Logo, sem ferro suficiente para produzir hemoglobina, uma proteína nos glóbulos vermelhos que transporta oxigênio dos pulmões para o corpo, e mioglobina, uma proteína que fornece oxigênio aos músculos, aliado à falta de vitamina B1, eles se tornam anêmicos. O corpo se alimenta de si próprio. Tecidos e músculos se deterioram. É impossível regular a temperatura do corpo. Os rins se paralisam. Sistemas imunológicos colapsam. Órgãos vitais – cérebro, coração, pulmões, ovários e testículos – se atrofiam. A circulação sanguínea diminui. O volume de sangue diminui. Doenças infecciosas como febre tifoide, tuberculose e cólera se tornam epidêmicas, matando milhares de pessoas. É impossível se concentrar. Vítimas emaciadas sucumbem à apatia mental e emocional. Eles não querem ser tocados ou movidos. O músculo cardíaco é enfraquecido. As vítimas, mesmo em repouso, ficam em estado de insuficiência cardíaca virtual. Feridas não se cicatrizam. A visão é prejudicada com catarata, mesmo entre os jovens. Finalmente, atormentadas por convulsões e alucinações, os corações param. Esse processo pode durar até 40 dias para um adulto. Crianças, idosos e doentes expiram em taxas mais rápidas.

Vi centenas de figuras esqueléticas, espectros de seres humanos, movendo-se desoladamente a passos glaciais pela paisagem árida sudanesa. Hienas, acostumadas a comer carne humana, rotineiramente pegavam crianças pequenas. Fiquei em pé sobre montes de ossos humanos embranquecidos nos arredores de aldeias onde dezenas de pessoas, muito fracas para andar, se deitavam em grupo e nunca mais se levantavam. Muitos eram os restos de famílias inteiras.

Na cidade abandonada de Mayen Abun, morcegos penduravam-se nos caibros da igreja da missão italiana arruinada. As ruas estavam cobertas de tufos de grama. A pista de pouso de terra estava ladeada por centenas de ossos humanos, crânios e os restos de braceletes de ferro, contas coloridas, cestos e pedaços esfarrapados de roupa. As palmeiras foram cortadas ao meio.
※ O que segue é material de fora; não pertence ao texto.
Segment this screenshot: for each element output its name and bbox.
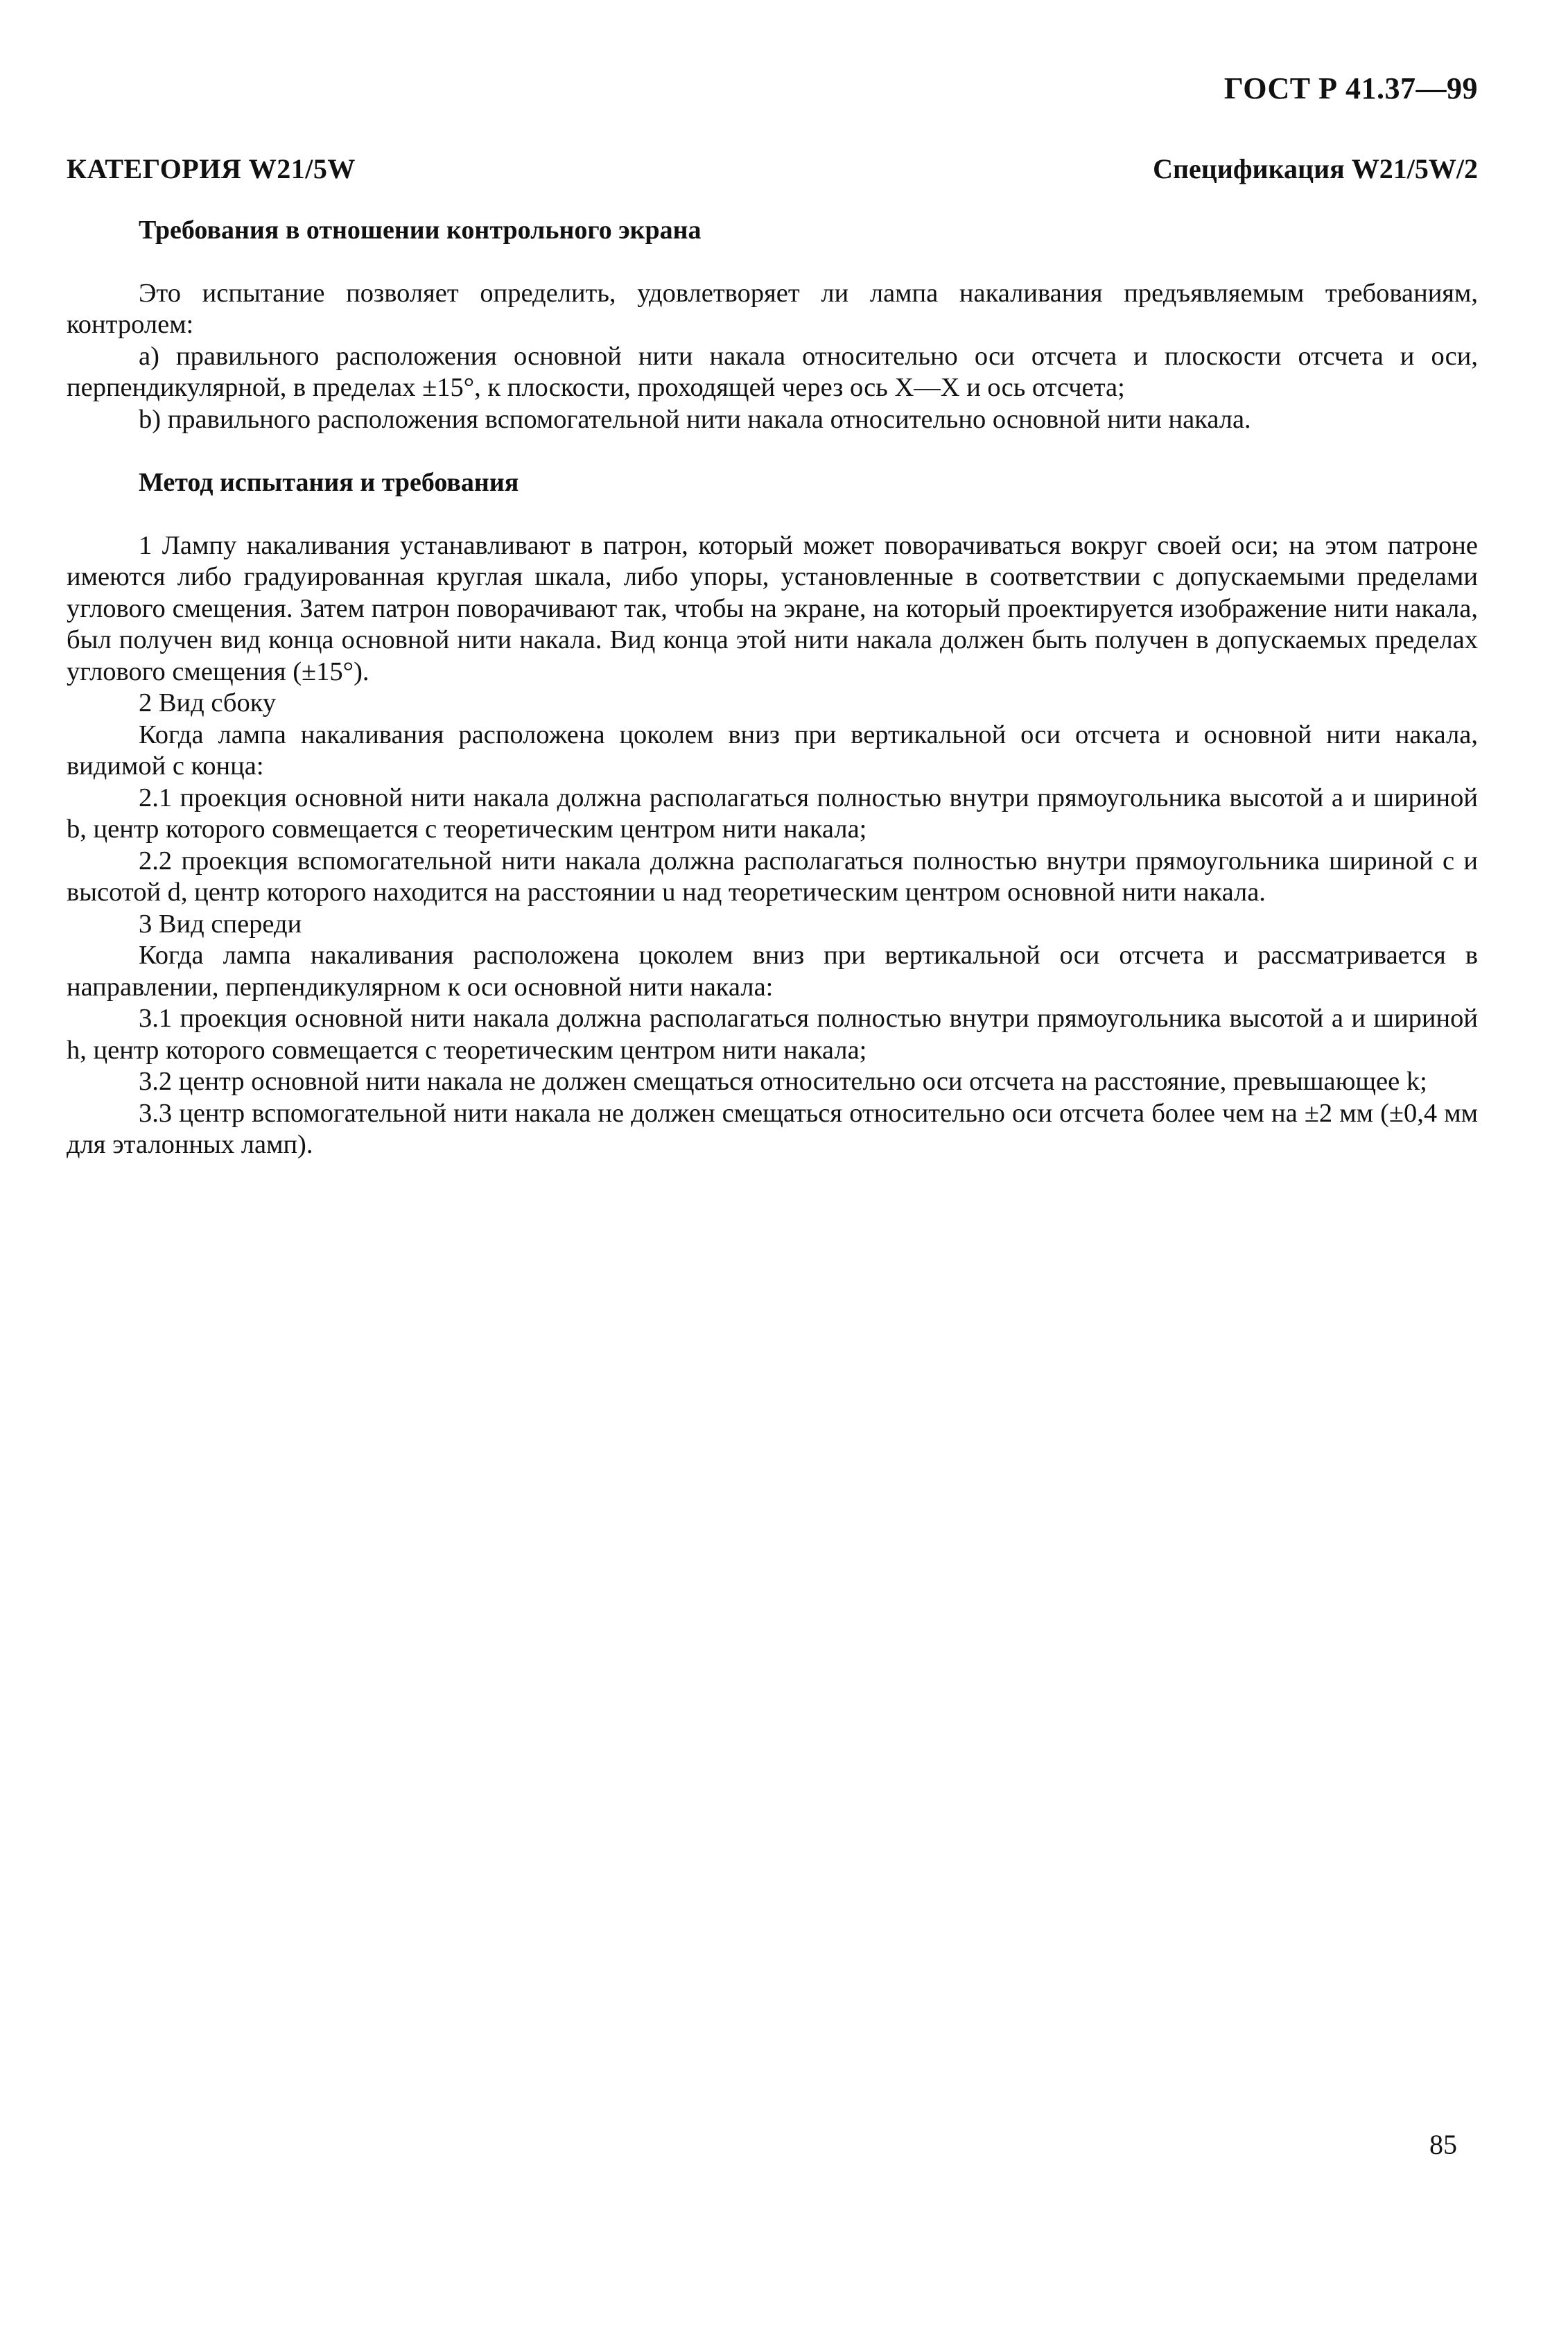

As pessoas haviam comido as folhas e a polpa de dentro dos troncos. Havia um rumor de que a comida seria entregue de avião. As pessoas caminharam por dias até a pista de pouso. Esperaram e esperaram e esperaram. Nenhum avião chegou. Ninguém enterrou os mortos.

Agora, à distância, assisto a isso acontecer em outra terra, em outro tempo. Conheço a indiferença que condenou os sudaneses, principalmente os Dinkas, e hoje condena os palestinos. Os pobres, especialmente quando são de cor, não contam. Eles podem ser mortos como moscas.

A fome em Gaza não é um desastre natural. É o plano-mestre de Israel.

Haverá estudiosos e historiadores que escreverão sobre este genocídio, acreditando falsamente que podemos aprender com o passado, que somos diferentes, que a história pode nos impedir de ser, mais uma vez, bárbaros. Eles realizarão conferências acadêmicas. Eles dirão “Nunca mais!”. Eles se elogiarão por serem mais humanos e civilizados. Mas quando chegar a hora de se manifestar sobre cada novo genocídio, com medo de perderem seu status ou posições acadêmicas, sairão correndo como ratos para dentro dos seus buracos. A história humana é uma longa atrocidade para os pobres e vulneráveis do mundo. Gaza é outro capítulo.